Turner remembers talking to elders back in the 1960s and ’70s who voiced their frustrations to her about how the Indigenous younger generation wasn’t interested in what they had to say.
“The connection I had with the elders was a mutual love of plants. It is a huge honour and a privilege for them to have shared their knowledge with me and it is a responsibility I take seriously to pass that knowledge whenever I can,” Turner said.
“It never seems to be enough but you do what you can to preserve that knowledge.”
She talked about her experience as an ethnobotonist and emeritus professor at the University of Victoria as the keynote speaker at a research forum held at the Summerhill Winery in Kelowna on Monday called Eating The Okanagan: Exploring Change in our Local Food Systems.
“We need to think about how we can restore the land, to learn from people who have lived on one place for a long period of time. It is important to learn that knowledge to have the wisdom to continue to live a sustainable lifestyle in our modern world,” Turner said.
“We are suffering cumulative losses and we need cumulative solutions,” she added, citing such land use benefits as prescribed burning, plant breeding programs, combating invasive weeds on the landscape and the impact of climate change.
Turner talked about how Indigenous people learned to live off the land, to observe and respect how wildlife looked after their food supply.
They survived on a variety of plant root vegetation such as as the chocolate lilly, balsamroot, soapberry shrub and yellow glacier lilly to the inner bark of pine trees and a variety of different fruit from strawberries to Saskatoon berries.
“They learned how to prune the berry bushes from observing how the bears. The figured out that if you cut back a bush it will grow back again and produce more berries,” she said.
“There were all kinds of different ways that Indigenous people used to enhance and preserve the productivity and quality of plants they relied on as food sources. It is a knowledge that has not been appreciated as much as it should have.”
She said Indigenous food staples have been replaced by the food processing volume of society today has created nutrition and health issues such as cancer and diabetes that were not prevalent prior to the arrival of Europe settlers in North America.
“We need to rebuild the food system knowledge of the past and combine it with the better elements of the foods we eat today,” Turner said.
Turner said Indigenous people sustained themselves over 12,000 years and longer by living off and sustaining what the landscape had to offer, harvesting the plants and berries available to them beyond fish and mammal meat to thrive, celebrating those foods in their culture and language.
She cited a past study that concluded 50 per cent of the calories in the diet of B.C. Interior Indigenous communities were generated by root plant vegetables, and 70 per cent of their food was derived from plants.
“That is often not well recognized or appreciated.

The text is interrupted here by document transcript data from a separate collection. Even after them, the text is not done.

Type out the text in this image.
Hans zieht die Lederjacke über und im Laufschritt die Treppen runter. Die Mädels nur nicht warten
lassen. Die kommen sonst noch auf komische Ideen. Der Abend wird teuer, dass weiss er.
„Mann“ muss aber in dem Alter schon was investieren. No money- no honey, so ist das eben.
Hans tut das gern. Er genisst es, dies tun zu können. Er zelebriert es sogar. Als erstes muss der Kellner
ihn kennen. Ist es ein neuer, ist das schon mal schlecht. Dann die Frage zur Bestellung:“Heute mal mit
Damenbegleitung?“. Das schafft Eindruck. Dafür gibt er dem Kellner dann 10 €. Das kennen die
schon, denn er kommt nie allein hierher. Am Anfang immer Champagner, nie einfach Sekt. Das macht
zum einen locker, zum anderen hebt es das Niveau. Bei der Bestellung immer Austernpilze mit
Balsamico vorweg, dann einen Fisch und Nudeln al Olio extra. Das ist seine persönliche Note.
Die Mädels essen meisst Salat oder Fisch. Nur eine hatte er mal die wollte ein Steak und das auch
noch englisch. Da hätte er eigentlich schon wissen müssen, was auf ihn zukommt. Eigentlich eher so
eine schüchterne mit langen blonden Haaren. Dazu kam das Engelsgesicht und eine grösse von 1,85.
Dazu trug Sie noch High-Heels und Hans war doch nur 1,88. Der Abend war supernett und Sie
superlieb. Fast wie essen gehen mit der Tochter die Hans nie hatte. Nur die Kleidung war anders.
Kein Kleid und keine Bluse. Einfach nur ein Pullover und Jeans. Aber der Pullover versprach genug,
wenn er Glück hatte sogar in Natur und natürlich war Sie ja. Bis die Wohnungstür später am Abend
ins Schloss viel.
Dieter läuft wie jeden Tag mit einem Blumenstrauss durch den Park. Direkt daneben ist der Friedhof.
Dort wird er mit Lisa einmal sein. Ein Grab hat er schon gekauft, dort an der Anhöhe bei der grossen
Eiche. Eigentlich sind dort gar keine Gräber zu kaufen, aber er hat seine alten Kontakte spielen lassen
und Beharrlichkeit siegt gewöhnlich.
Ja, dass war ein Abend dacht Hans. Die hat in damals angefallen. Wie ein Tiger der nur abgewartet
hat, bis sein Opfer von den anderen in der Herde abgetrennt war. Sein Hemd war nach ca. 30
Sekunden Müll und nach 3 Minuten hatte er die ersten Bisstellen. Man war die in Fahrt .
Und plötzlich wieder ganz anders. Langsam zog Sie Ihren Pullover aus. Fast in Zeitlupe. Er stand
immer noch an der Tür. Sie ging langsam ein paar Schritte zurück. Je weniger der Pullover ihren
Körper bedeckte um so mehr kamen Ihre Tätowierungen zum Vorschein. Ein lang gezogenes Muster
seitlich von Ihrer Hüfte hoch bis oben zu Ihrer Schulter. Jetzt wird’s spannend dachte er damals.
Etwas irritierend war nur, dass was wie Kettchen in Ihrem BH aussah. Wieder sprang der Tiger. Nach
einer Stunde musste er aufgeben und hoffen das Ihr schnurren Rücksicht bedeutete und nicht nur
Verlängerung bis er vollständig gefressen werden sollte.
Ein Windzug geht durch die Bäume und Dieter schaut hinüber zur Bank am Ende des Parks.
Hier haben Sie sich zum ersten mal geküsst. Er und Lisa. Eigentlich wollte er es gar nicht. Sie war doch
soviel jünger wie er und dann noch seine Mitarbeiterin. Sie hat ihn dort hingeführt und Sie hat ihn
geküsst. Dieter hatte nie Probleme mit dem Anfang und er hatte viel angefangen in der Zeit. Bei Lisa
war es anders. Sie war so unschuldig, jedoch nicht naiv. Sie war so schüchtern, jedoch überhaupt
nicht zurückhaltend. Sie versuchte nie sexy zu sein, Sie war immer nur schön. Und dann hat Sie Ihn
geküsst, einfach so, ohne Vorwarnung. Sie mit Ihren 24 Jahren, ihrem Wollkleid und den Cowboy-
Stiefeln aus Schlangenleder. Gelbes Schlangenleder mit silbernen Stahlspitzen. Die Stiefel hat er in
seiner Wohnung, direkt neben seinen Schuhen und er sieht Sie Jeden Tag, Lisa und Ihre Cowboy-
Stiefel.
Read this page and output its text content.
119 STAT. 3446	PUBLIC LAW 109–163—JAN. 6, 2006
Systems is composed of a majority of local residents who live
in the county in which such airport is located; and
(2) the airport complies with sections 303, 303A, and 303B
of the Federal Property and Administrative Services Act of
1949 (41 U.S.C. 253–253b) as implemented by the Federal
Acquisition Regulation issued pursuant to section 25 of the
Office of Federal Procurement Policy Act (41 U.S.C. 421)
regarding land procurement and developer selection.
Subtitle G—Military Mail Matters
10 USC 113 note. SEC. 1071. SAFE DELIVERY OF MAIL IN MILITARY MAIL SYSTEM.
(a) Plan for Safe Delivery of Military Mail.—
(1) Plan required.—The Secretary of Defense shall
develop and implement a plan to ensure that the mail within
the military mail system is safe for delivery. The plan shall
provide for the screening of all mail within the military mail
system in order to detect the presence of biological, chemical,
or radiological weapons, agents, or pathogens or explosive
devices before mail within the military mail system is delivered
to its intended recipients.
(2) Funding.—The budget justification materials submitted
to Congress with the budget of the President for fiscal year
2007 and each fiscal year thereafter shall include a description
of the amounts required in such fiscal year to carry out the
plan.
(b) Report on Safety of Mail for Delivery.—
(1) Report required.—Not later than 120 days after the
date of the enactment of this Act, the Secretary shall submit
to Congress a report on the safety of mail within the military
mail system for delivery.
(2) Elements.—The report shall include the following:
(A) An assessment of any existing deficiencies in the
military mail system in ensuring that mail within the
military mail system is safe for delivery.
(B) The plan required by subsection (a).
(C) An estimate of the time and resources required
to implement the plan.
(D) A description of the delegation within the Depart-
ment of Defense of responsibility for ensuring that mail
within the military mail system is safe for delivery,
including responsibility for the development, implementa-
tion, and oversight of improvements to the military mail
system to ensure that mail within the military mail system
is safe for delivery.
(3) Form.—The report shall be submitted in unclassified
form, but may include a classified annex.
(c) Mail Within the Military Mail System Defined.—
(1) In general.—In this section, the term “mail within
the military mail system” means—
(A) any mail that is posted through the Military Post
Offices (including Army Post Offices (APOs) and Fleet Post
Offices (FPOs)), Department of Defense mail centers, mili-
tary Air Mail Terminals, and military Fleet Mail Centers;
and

There is much we can learn from people who have sustained themselves over a long period of time living in the same place,” she said.
She said not only were fruits and plant roots replanted and harvested seasonally, but some plants that were inedible or indigestible could be prepared in different ways to become staple diet items and even sweet treats by being cooked on open pit fires, dried out and stored as food sources during the winter.
“If you know what you are looking for, you can still find these pits on the landscape, and if you dig them up you will find fire-cracked rock,” she said.